The university examined several options — a 5%, 6%, or 7% tuition increase — and settled in the middle. It will bring in an additional $3.94 million, compared to $3.29 million (5%) and $4.6 million (7%). 

The additional funding will cover several items, including a little more than $1 million dedicated to the university’s new salary ranges. Another $950,000 will go toward staffing several offices on campus, including new spaces in the Randall Library and Disability Resource Center. 

The largest funding amount, $1.97 million, will be new and expand academic programs.

The university’s newest programs include a bachelor of science in workforce learning and development, a doctorate in educational leadership with a specialization in community college, and a bachelor of science in biochemistry.

Also getting a 6% increase is the university’s housing costs, despite the university struggling in recent years to house all students it requires to live on campus. 

Ahead of the 2023 fall semester, the university revealed it received 5,294 housing contracts but only had 5,049 beds available across its residence halls.
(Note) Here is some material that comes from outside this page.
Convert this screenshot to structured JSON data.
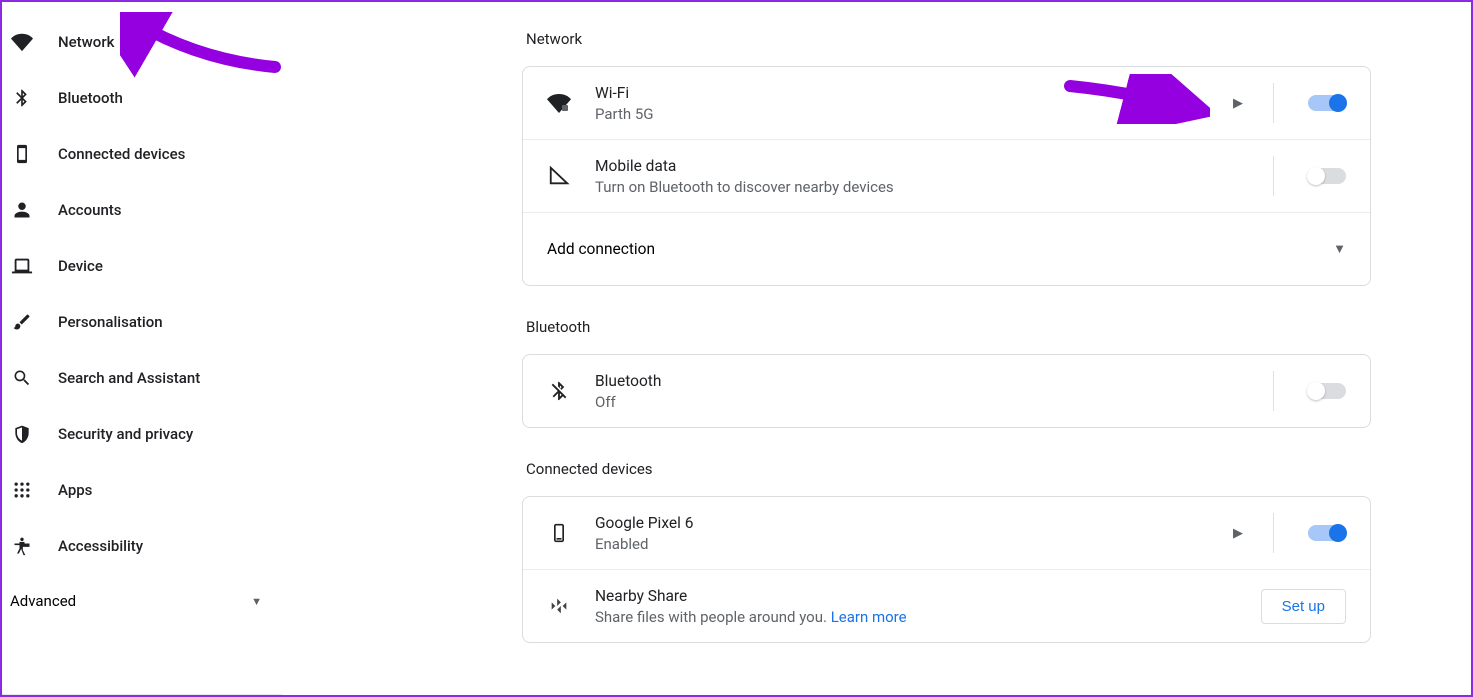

The extra 245 first-year students were to be housed in the dorms’ common areas and office spaces. 

The following January, the university began leasing beds at Plato’s Lofts, an off-campus housing complex within a mile from campus. However, the university still over-enrolled in the fall of 2024 by 194 students. 

A new dorm is planned for the site of the former Galloway Hall, which was the university’s oldest and largest dorm, now demolished. With 380 beds, it’s the only housing addition planned for the next five years, according to UNCW’s new campus area master plan. Based on UNCW’s five-year first-year growth rate of 6.4%, the university is set to exceed that bed count — with just freshmen — in another five years. 

The overcrowding did not compel the university leaders to reconsider its two-year residency requirement. It’s one of three UNC System schools to require both freshmen and sophomores to live on campus.

Now, UNCW is planning to increase its housing prices by $200 to $300 per semester. Pricing for UNCW’s cheapest dorms (Belk, Graham-Hewlett, Schwartz) would now be $3,697 per semester, while its most expensive (single rooms in Terrapin and Loggerhead) is $5,443 per semester. 

Compared to off-campus housing options, the university remains cheaper over the entirety of a contract, though monthly rents are more affordable off-campus. UNCW ranks fifth in highest housing costs in the UNC System — behind UNC Chapel Hill, N.C. State, UNC School of the Arts, and UNC Charlotte. Almost every system school is proposing housing increases this year. 

All-access meal plans — also a required purchase for freshmen and sophomores — are also escalating by  5%, now costing between $2,197 and $2,489 per semester. The university notes price changes are needed to address wage and food cost increases. 

Some student fees will also increase: the campus recreation fee by $7 and  the commencement fee by $8, to address inflation.

[Editor’s Note: A previous version of this article stated UNCW was the only UNC System school with a two-year residency requirement; two others (Winston-Salem University and UNC-Pembroke) do as well. PCD regrets the error.]